Il existe au sein du Groupe différents dispositifs d’évaluation qui répondent à la fois aux exigences de réglementation, à celles des parties prenantes ainsi qu’à la démarche interne à l’entreprise. Les lignes directrices environnementales citées plus haut ont défini l’identification et l’analyse des risques comme principe premier.
Dispositifs de certification environnementale
L’établissement de systèmes de management environnemental, et leur certification ISO 14001, constitue le dispositif d’évaluation le plus répandu au sein des entités du Groupe. Ils garantissent un niveau de prévention et de maîtrise des risques robuste grâce aux audits externes annuels.

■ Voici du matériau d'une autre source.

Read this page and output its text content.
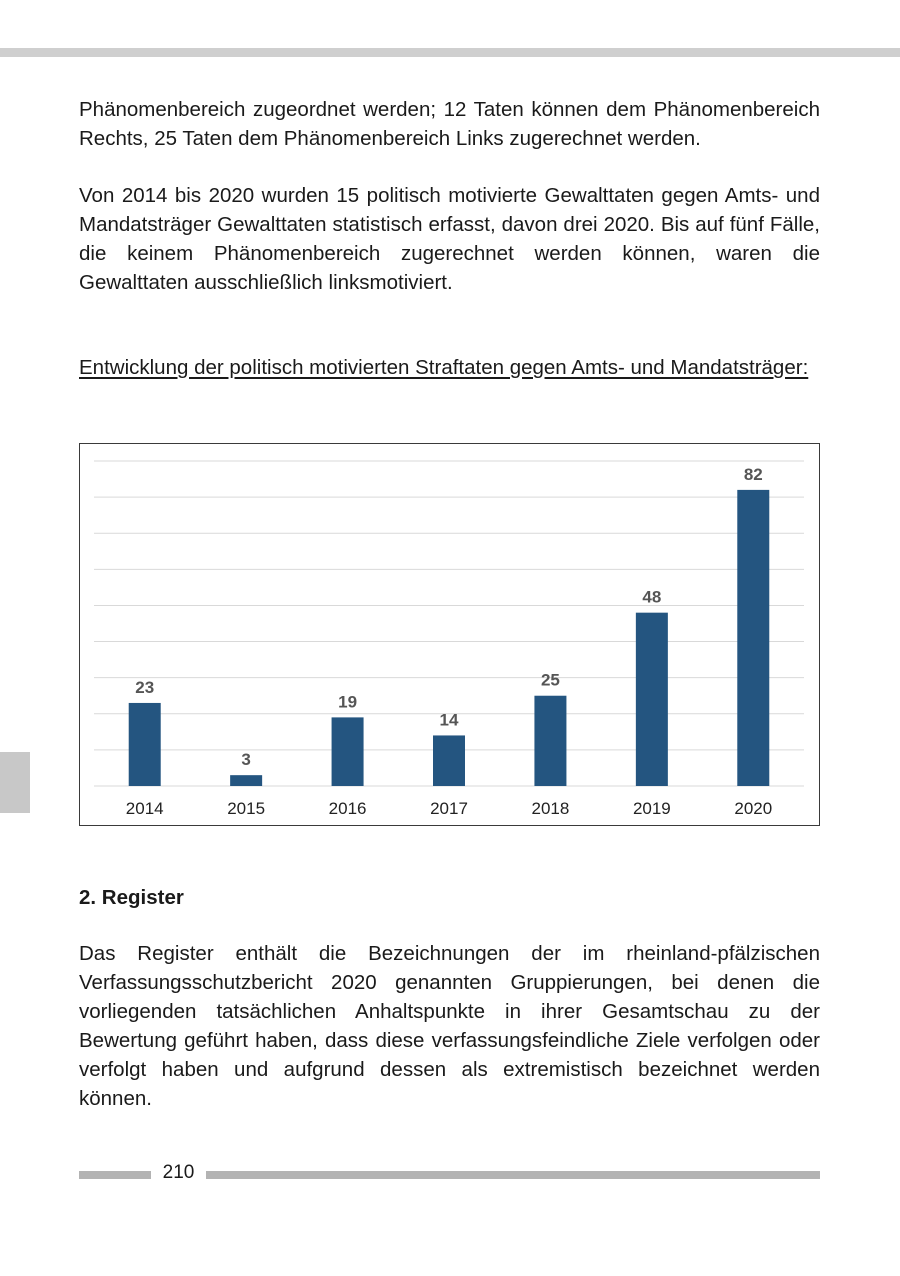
Phänomenbereich zugeordnet werden; 12 Taten können dem Phänomenbereich Rechts, 25 Taten dem Phänomenbereich Links zugerechnet werden.

Von 2014 bis 2020 wurden 15 politisch motivierte Gewalttaten gegen Amts- und Mandatsträger Gewalttaten statistisch erfasst, davon drei 2020. Bis auf fünf Fälle, die keinem Phänomenbereich zugerechnet werden können, waren die Gewalttaten ausschließlich linksmotiviert.

Entwicklung der politisch motivierten Straftaten gegen Amts- und Mandatsträger:

23
2014
3
2015
19
2016
14
2017
25
2018
48
2019
82
2020

2. Register

Das Register enthält die Bezeichnungen der im rheinland-pfälzischen Verfassungsschutzbericht 2020 genannten Gruppierungen, bei denen die vorliegenden tatsächlichen Anhaltspunkte in ihrer Gesamtschau zu der Bewertung geführt haben, dass diese verfassungsfeindliche Ziele verfolgen oder verfolgt haben und aufgrund dessen als extremistisch bezeichnet werden können.

210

Les taux de couverture des activités du Groupe par la certification ISO 14001 sont calculés en fonction du chiffre d’affaires ou autre périmètre pertinent, selon les pôles. La certification ISO 14001 recouvre 67 % du CA de VINCI en 2024 (voir section E : Rapport de durabilité, paragraphe 1.3.2 : Gestion des risques et du contrôle interne ESG, page 192).
Dispositifs de contrôles par des tiers
Les activités menées par le Groupe et ses sous-traitants font régulièrement l’objet de revues par des organismes externes :
Lorsque des non-conformités sont identifiées du fait de ces audits ou dispositifs de surveillance, il revient aux entreprises responsables de les expliquer et de les corriger dans les meilleurs délais.
Dispositifs de contrôles internes
Les principaux impacts, risques et opportunités ESG font l’objet d’un examen et d’une validation annuels par le comité Exécutif et le Conseil d’administration du Groupe, notamment dans le cadre des travaux du comité d’Audit (voir section E : Rapport de durabilité, paragraphe 1.3.2 : Gestion des risques et du contrôle interne ESG, page 192). Dans le cadre de l’organisation décentralisée de VINCI, la direction de l’Environnement veille à l’application des règles et procédures environnementales du Groupe et offre un appui technique aux différents pôles, tout en respectant leur autonomie dans les décisions opérationnelles. Des visites de contrôle et des audits réguliers sont réalisés par les correspondants environnement des pôles et des divisions, en interne et auprès des sous-traitants. Les entreprises du Groupe mesurent l’empreinte environnementale de leurs projets et activités et font état des ressources internes et externes mobilisées pour la protection de l’environnement.